Вилкин повесил трубку и зашагал в сторону больницы имени Семашко. Минут через семь повезло поймать такси и вскоре он открывал дверь в свою квартиру, где его ждала ни на минуту не прилегшая Анна Николаевна.
Проснулся Вилкин поздно и не торопясь позавтракал, пересказывая матери события прошлой ночи.
— А зачем раздевать было? — возмутилась Анна Николаевна. — Это бесчеловечно!
— Точное определение, — согласился Вилкин. — Через одежду человек принимается обществом, одежда позволяет человека чувствовать себя личностью: даже угнетаемой и пытаемой. Голый человек — это существо, тварь дрожащая. Представь: он очнулся, темнота, холод. Кричит, приходится мочиться и испражняться под себя, хочется пить. Не знает, почему здесь оказался, мучается мыслями: а предположения всегда страшнее действительности, потому что грехов накоплено много и все в сознании прокручиваются.
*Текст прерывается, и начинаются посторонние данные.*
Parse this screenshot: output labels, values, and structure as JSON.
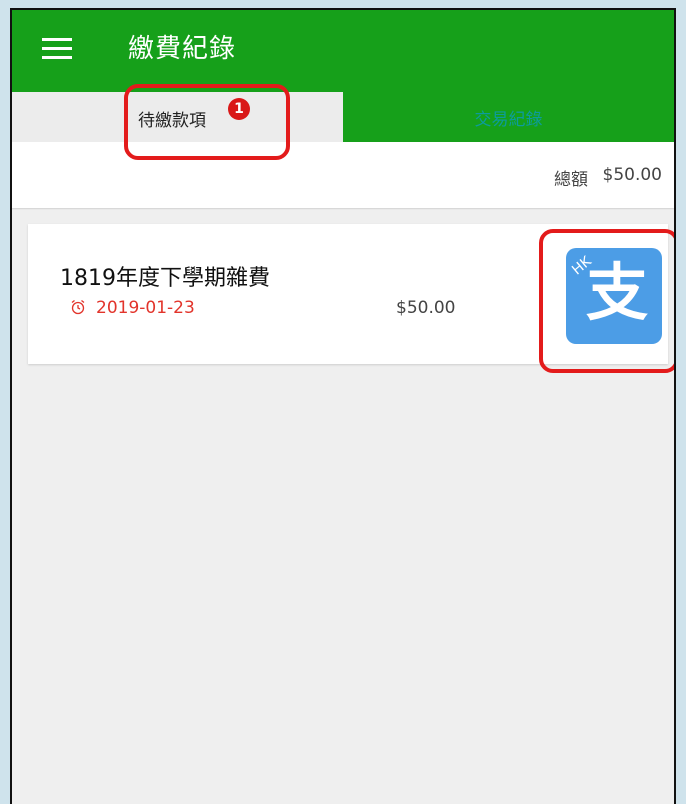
{
  "app_bar": {
    "title": "繳費紀錄",
    "menu_icon": "menu-icon"
  },
  "tabs": [
    {
      "label": "待繳款項",
      "badge": "1",
      "active": true
    },
    {
      "label": "交易紀錄",
      "active": false
    }
  ],
  "summary": {
    "total_label": "總額",
    "total_amount": "$50.00"
  },
  "bill": {
    "title": "1819年度下學期雜費",
    "due_date": "2019-01-23",
    "amount": "$50.00",
    "pay_button": {
      "icon": "alipayhk-icon",
      "logo_text": "支",
      "logo_corner": "HK"
    }
  },
  "colors": {
    "app_bar": "#16a01a",
    "due_date": "#e2342b",
    "badge": "#d91818",
    "callout": "#e31b1b",
    "pay_button_bg": "#4c9de6"
  }
}
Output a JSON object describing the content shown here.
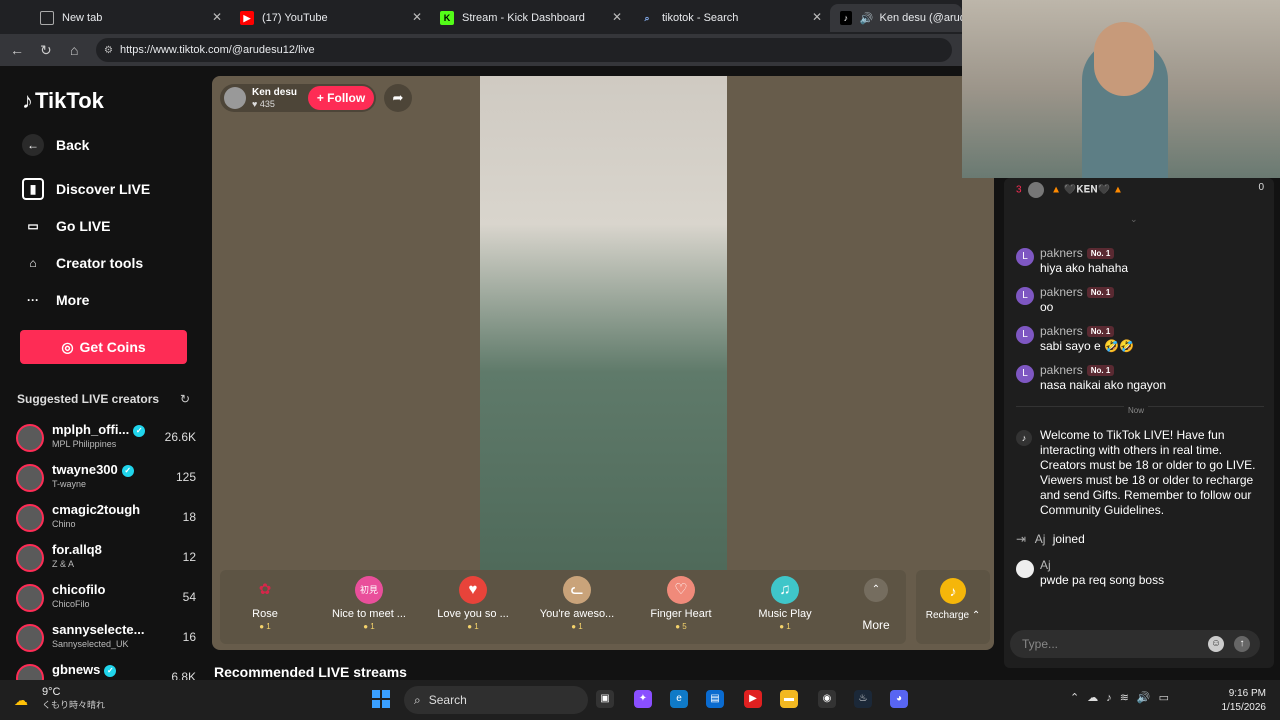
{
  "browser": {
    "tabs": [
      {
        "title": "New tab",
        "icon": "newtab-icon"
      },
      {
        "title": "(17) YouTube",
        "icon": "youtube-icon"
      },
      {
        "title": "Stream - Kick Dashboard",
        "icon": "kick-icon"
      },
      {
        "title": "tikotok - Search",
        "icon": "search-icon"
      },
      {
        "title": "Ken desu (@arudes",
        "icon": "tiktok-icon"
      }
    ],
    "url": "https://www.tiktok.com/@arudesu12/live"
  },
  "sidebar": {
    "logo": "TikTok",
    "back": "Back",
    "items": [
      {
        "label": "Discover LIVE",
        "icon": "discover-live-icon"
      },
      {
        "label": "Go LIVE",
        "icon": "camera-icon"
      },
      {
        "label": "Creator tools",
        "icon": "creator-tools-icon"
      },
      {
        "label": "More",
        "icon": "more-icon"
      }
    ],
    "get_coins": "Get Coins",
    "suggested_title": "Suggested LIVE creators",
    "creators": [
      {
        "name": "mplph_offi...",
        "sub": "MPL Philippines",
        "count": "26.6K",
        "verified": true
      },
      {
        "name": "twayne300",
        "sub": "T-wayne",
        "count": "125",
        "verified": true
      },
      {
        "name": "cmagic2tough",
        "sub": "Chino",
        "count": "18",
        "verified": false
      },
      {
        "name": "for.allq8",
        "sub": "Z & A",
        "count": "12",
        "verified": false
      },
      {
        "name": "chicofilo",
        "sub": "ChicoFilo",
        "count": "54",
        "verified": false
      },
      {
        "name": "sannyselecte...",
        "sub": "Sannyselected_UK",
        "count": "16",
        "verified": false
      },
      {
        "name": "gbnews",
        "sub": "",
        "count": "6.8K",
        "verified": true
      }
    ]
  },
  "stream": {
    "host": "Ken desu",
    "likes": "435",
    "follow": "+ Follow",
    "gifts": [
      {
        "name": "Rose",
        "price": "1",
        "icon": "rose-icon",
        "color": "#d6264a"
      },
      {
        "name": "Nice to meet ...",
        "price": "1",
        "icon": "nice-to-meet-icon",
        "color": "#e94f9b"
      },
      {
        "name": "Love you so ...",
        "price": "1",
        "icon": "heart-icon",
        "color": "#e8433a"
      },
      {
        "name": "You're aweso...",
        "price": "1",
        "icon": "cat-icon",
        "color": "#c9a37a"
      },
      {
        "name": "Finger Heart",
        "price": "5",
        "icon": "finger-heart-icon",
        "color": "#f08a7a"
      },
      {
        "name": "Music Play",
        "price": "1",
        "icon": "music-icon",
        "color": "#3fc6c9"
      }
    ],
    "more": "More",
    "recharge": "Recharge",
    "recommended": "Recommended LIVE streams"
  },
  "chat": {
    "rank": {
      "position": "3",
      "name": "🖤𝐊𝐄𝐍🖤",
      "score": "0"
    },
    "messages": [
      {
        "user": "pakners",
        "badge": "No. 1",
        "text": "hiya ako hahaha"
      },
      {
        "user": "pakners",
        "badge": "No. 1",
        "text": "oo"
      },
      {
        "user": "pakners",
        "badge": "No. 1",
        "text": "sabi sayo e 🤣🤣"
      },
      {
        "user": "pakners",
        "badge": "No. 1",
        "text": "nasa naikai ako ngayon"
      }
    ],
    "now": "Now",
    "welcome": "Welcome to TikTok LIVE! Have fun interacting with others in real time. Creators must be 18 or older to go LIVE. Viewers must be 18 or older to recharge and send Gifts. Remember to follow our Community Guidelines.",
    "joined_user": "Aj",
    "joined_text": "joined",
    "last_user": "Aj",
    "last_text": "pwde pa req song boss",
    "input_placeholder": "Type..."
  },
  "taskbar": {
    "temp": "9°C",
    "weather_text": "くもり時々晴れ",
    "search": "Search",
    "time": "9:16 PM",
    "date": "1/15/2026"
  }
}
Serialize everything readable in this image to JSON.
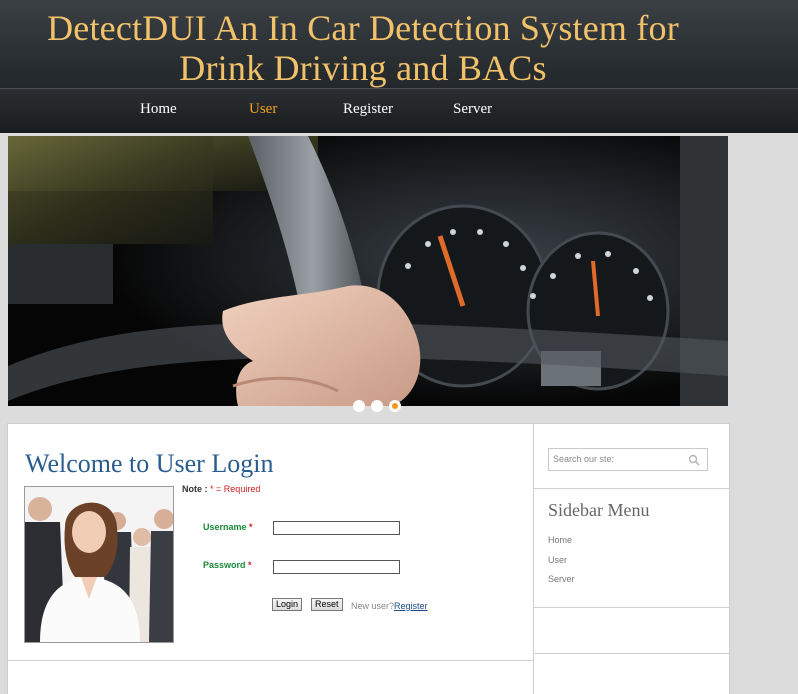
{
  "header": {
    "title_line1": "DetectDUI An In Car Detection System for",
    "title_line2": "Drink Driving and BACs",
    "title_color": "#f1c26a"
  },
  "nav": {
    "items": [
      {
        "label": "Home",
        "active": false
      },
      {
        "label": "User",
        "active": true
      },
      {
        "label": "Register",
        "active": false
      },
      {
        "label": "Server",
        "active": false
      }
    ],
    "active_color": "#f4a41d"
  },
  "slider": {
    "image": "hand on steering wheel with dashboard gauges",
    "slide_count": 3,
    "active_slide": 3
  },
  "login": {
    "title": "Welcome to User Login",
    "note_label": "Note :",
    "note_star": "*",
    "note_text": "= Required",
    "photo": "group of smiling business people",
    "username_label": "Username",
    "password_label": "Password",
    "required_mark": "*",
    "username_value": "",
    "password_value": "",
    "login_button": "Login",
    "reset_button": "Reset",
    "new_user_text": "New user?",
    "register_link": "Register"
  },
  "sidebar": {
    "search_placeholder": "Search our ste:",
    "title": "Sidebar Menu",
    "links": [
      "Home",
      "User",
      "Server"
    ]
  }
}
— Все равно: жестоко! — отрезала Анна Николаевна.
— А девушек насиловать не жестоко? Я уверен: таких случаев немало было, лишь один на поверхность всплыл, да и тот Немыхин замазал.
— Может быть, — смутилась Анна Николаевна и перевела разговор на другое:
— Как думаешь: где Немыхин?
— В очень глубокой норе, из которой не скоро вылезет. Он наверняка сразу позвонил Войтенко и объяснение уважаемого дядюшки, что Андрюша загулял, вряд ли ему понравилось. Главное: вчера мне противостояла шайка из трех человек, а сегодня остался один, обзванивающий всех знакомых и уже понявший, что племянник и Немыхин исчезли.
— Ты к Кураганову вечером пойдешь? Будь осторожен: он разозлен, может напасть.
— Он, мама, на шею мне от радости бросится. Потому что с определенного момента для человека в его положении самое страшное: мысль, что за ним не придут.
По дороге в агентство Вилкин заехал в магазин и купил необходимое оборудование, затем посетил старый чердак заброшенного дома. После недавних дождей тянуло прохладой: природа готовилась к зиме. Вилкин представил сугробы, лед на дорогах и поежился: он не любил чукотских радостей. «Гонорар, обещанный Панкратиотовым, значителен, можно до весны агентство закрыть, — размышлял Вилкин. — Хотя без работы: что я и зачем?».